Director of the MLA programme, Dr Victoria Marshall, welcomed everyone to the exhibition, before inviting Provost’s Chair of the Department of Architecture, Prof Jeff Hou, to deliver opening remarks. As he noted, “Our profession has the capacity to be transformative; we need to work with stakeholders, policy makers, and be advocates.” This collaborative spirit was echoed by Shruthakeerthi Karthikeyan (Year 2, Master of Landscape Architecture), who shared, “What the MLA Program gave me was a new way of thinking that takes research seriously, holds uncertainty honestly, and understands design as a collaborative and iterative process rather than a singular act.”

The breadth of the discipline came through in projects engaging questions of ecology, agriculture, culture, waste, and urban change across Asia.

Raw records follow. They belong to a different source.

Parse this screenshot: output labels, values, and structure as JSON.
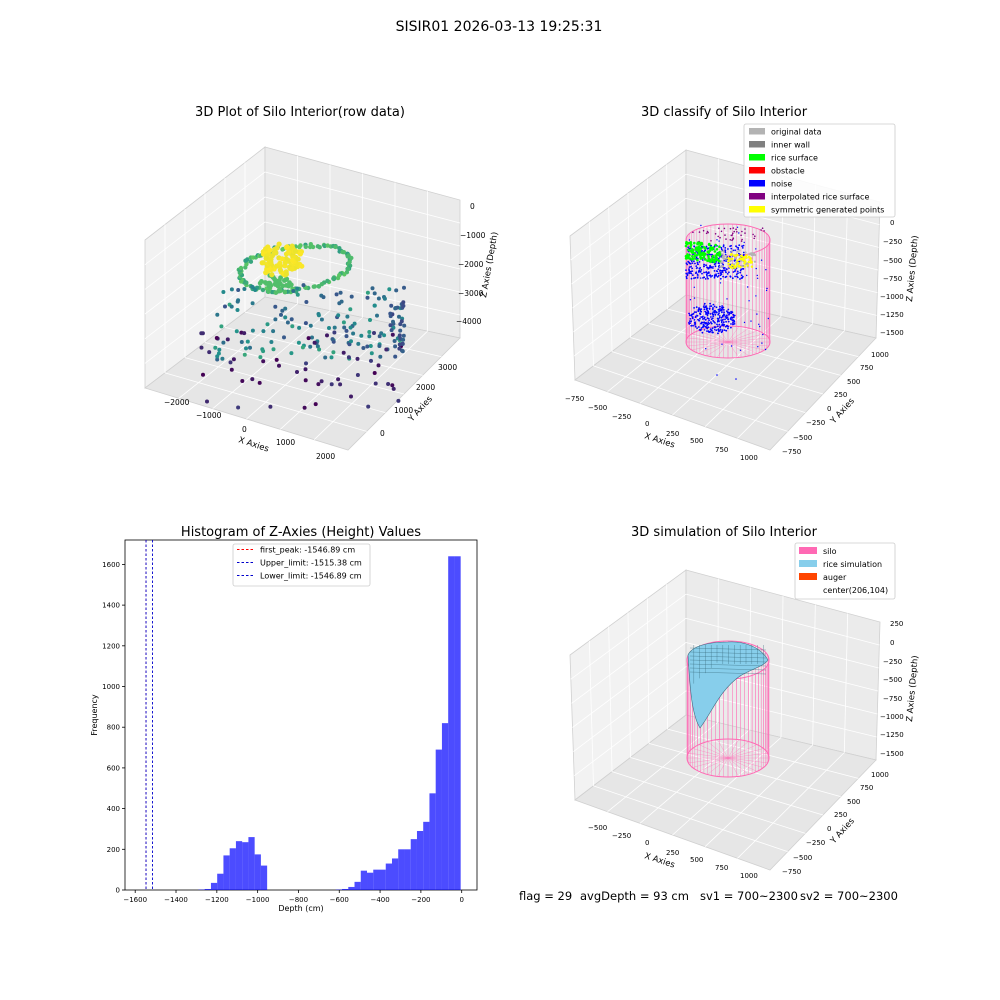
{
  "figure_title": "SISIR01 2026-03-13 19:25:31",
  "panels": {
    "raw": {
      "title": "3D Plot of Silo Interior(row data)",
      "xlabel": "X Axies",
      "ylabel": "Y Axies",
      "zlabel": "Z Axies (Depth)",
      "xticks": [
        "−2000",
        "−1000",
        "0",
        "1000",
        "2000"
      ],
      "yticks": [
        "0",
        "1000",
        "2000",
        "3000"
      ],
      "zticks": [
        "0",
        "−1000",
        "−2000",
        "−3000",
        "−4000"
      ]
    },
    "classify": {
      "title": "3D classify of Silo Interior",
      "xlabel": "X Axies",
      "ylabel": "Y Axies",
      "zlabel": "Z Axies (Depth)",
      "xticks": [
        "−750",
        "−500",
        "−250",
        "0",
        "250",
        "500",
        "750",
        "1000"
      ],
      "yticks": [
        "−750",
        "−500",
        "−250",
        "0",
        "250",
        "500",
        "750",
        "1000"
      ],
      "zticks": [
        "0",
        "−250",
        "−500",
        "−750",
        "−1000",
        "−1250",
        "−1500"
      ],
      "legend": [
        {
          "label": "original data",
          "color": "#b3b3b3"
        },
        {
          "label": "inner wall",
          "color": "#808080"
        },
        {
          "label": "rice surface",
          "color": "#00ff00"
        },
        {
          "label": "obstacle",
          "color": "#ff0000"
        },
        {
          "label": "noise",
          "color": "#0000ff"
        },
        {
          "label": "interpolated rice surface",
          "color": "#800080"
        },
        {
          "label": "symmetric generated points",
          "color": "#ffff00"
        }
      ]
    },
    "simulation": {
      "title": "3D simulation of Silo Interior",
      "xlabel": "X Axies",
      "ylabel": "Y Axies",
      "zlabel": "Z Axies (Depth)",
      "xticks": [
        "−500",
        "−250",
        "0",
        "250",
        "500",
        "750",
        "1000"
      ],
      "yticks": [
        "−750",
        "−500",
        "−250",
        "0",
        "250",
        "500",
        "750",
        "1000"
      ],
      "zticks": [
        "250",
        "0",
        "−250",
        "−500",
        "−750",
        "−1000",
        "−1250",
        "−1500"
      ],
      "legend": [
        {
          "label": "silo",
          "color": "#ff69b4"
        },
        {
          "label": "rice simulation",
          "color": "#87ceeb"
        },
        {
          "label": "auger",
          "color": "#ff4500"
        },
        {
          "label": "center(206,104)",
          "color": ""
        }
      ]
    }
  },
  "status_line": {
    "flag": "flag = 29",
    "avg_depth": "avgDepth = 93 cm",
    "sv1": "sv1 = 700~2300",
    "sv2": "sv2 = 700~2300"
  },
  "chart_data": [
    {
      "type": "histogram",
      "title": "Histogram of Z-Axies (Height) Values",
      "xlabel": "Depth (cm)",
      "ylabel": "Frequency",
      "xlim": [
        -1650,
        75
      ],
      "ylim": [
        0,
        1720
      ],
      "xticks": [
        -1600,
        -1400,
        -1200,
        -1000,
        -800,
        -600,
        -400,
        -200,
        0
      ],
      "yticks": [
        0,
        200,
        400,
        600,
        800,
        1000,
        1200,
        1400,
        1600
      ],
      "bar_color": "#0000ff",
      "bin_width": 30.6,
      "bin_lefts": [
        -1290,
        -1259.4,
        -1228.8,
        -1198.2,
        -1167.6,
        -1137,
        -1106.4,
        -1075.8,
        -1045.2,
        -1014.6,
        -984,
        -617,
        -586.4,
        -555.8,
        -525.2,
        -494.6,
        -464,
        -433.4,
        -402.8,
        -372.2,
        -341.6,
        -311,
        -280.4,
        -249.8,
        -219.2,
        -188.6,
        -158,
        -127.4,
        -96.8,
        -66.2,
        -35.6
      ],
      "counts": [
        2,
        5,
        35,
        80,
        170,
        205,
        240,
        235,
        260,
        175,
        120,
        2,
        5,
        15,
        40,
        95,
        85,
        100,
        100,
        130,
        155,
        200,
        200,
        250,
        290,
        335,
        475,
        690,
        820,
        1640,
        1640
      ],
      "vlines": [
        {
          "label": "first_peak: -1546.89 cm",
          "x": -1546.89,
          "color": "#ff0000"
        },
        {
          "label": "Upper_limit: -1515.38 cm",
          "x": -1515.38,
          "color": "#0000cc"
        },
        {
          "label": "Lower_limit: -1546.89 cm",
          "x": -1546.89,
          "color": "#0000cc"
        }
      ]
    }
  ]
}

Some project highlights include:

[MLA] From Bitter Roots to Living Routes — Reframing Coptis as a Living Corridor of Culture and Production — Wu Qingyi(Year 2, Master of Landscape Architecture)

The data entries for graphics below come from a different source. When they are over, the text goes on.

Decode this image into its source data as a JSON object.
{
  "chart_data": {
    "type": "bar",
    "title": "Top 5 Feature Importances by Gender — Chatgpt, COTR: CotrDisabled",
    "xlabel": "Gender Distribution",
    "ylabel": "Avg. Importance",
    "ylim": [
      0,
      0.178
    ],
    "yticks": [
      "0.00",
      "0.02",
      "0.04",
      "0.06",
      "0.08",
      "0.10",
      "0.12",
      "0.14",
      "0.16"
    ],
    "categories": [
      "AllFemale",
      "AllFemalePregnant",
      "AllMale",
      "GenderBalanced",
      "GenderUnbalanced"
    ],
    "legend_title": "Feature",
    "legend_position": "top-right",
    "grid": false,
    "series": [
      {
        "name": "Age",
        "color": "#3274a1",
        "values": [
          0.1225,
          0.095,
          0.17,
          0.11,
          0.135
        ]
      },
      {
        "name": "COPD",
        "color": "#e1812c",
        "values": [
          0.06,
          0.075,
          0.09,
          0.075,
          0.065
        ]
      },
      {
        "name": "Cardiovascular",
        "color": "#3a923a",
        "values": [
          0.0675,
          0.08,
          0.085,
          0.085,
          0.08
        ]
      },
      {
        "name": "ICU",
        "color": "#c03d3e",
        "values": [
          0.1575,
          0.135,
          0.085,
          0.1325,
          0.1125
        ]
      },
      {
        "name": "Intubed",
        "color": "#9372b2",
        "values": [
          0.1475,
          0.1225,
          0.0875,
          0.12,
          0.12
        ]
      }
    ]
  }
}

A landscape strategy for Shizhu, Chongqing, that combines agroforestry and rural tourism to reconnect Huanglian cultivation with ecological restoration, local culture, and farmers’ livelihoods.

[MLA] Gardens of Neglect: Ruderal Reorganisation of Ecology, Time and Informality in Urban Ruins — Shruthakeerthi Karthikeyan (Year 2, Master of Landscape Architecture)

A reinterpretation of abandoned urban sites in Hyderabad as spontaneous “ruin-gardens”, where neglect, ambiguity, and ruderal ecologies generate new social and ecological possibilities.

[MLA] Locality through Care: Reactivating Telajakan for Frangipani in Denpasar — Zhou Yao (Year 2, Master of Landscape Architecture)

An exploration of how everyday acts of planting, gathering, and ritual care shape a sense of place in Denpasar, Bali, with proposals to reactivate small green spaces as part of the city’s living cultural landscape.

[BLA] Matter in Place — Calyn Chia Xin Mei (Year 4, Bachelor in Landscape Architecture)

A proposal for Desa Penatih, Bali, that reframes textile and organic waste not as refuse, but as material in transformation, reassembled into evolving public landscape structures shaped by reuse, decay, and perception.

[BLA] Taste in Time: The Culinary Park — Choo Wei Ling, Clara (Year 4, Bachelor of Landscape Architecture, Minor in Visual Communication Design)

A culinary landscape for peri-urban Denpasar that responds to land conversion and changing food cultures by connecting cultivation, cooking, selling, and consumption through a shared community setting.

Together, the projects demonstrated how landscape architecture can move across systems and scales to open new ways of living with complexity, care, and change.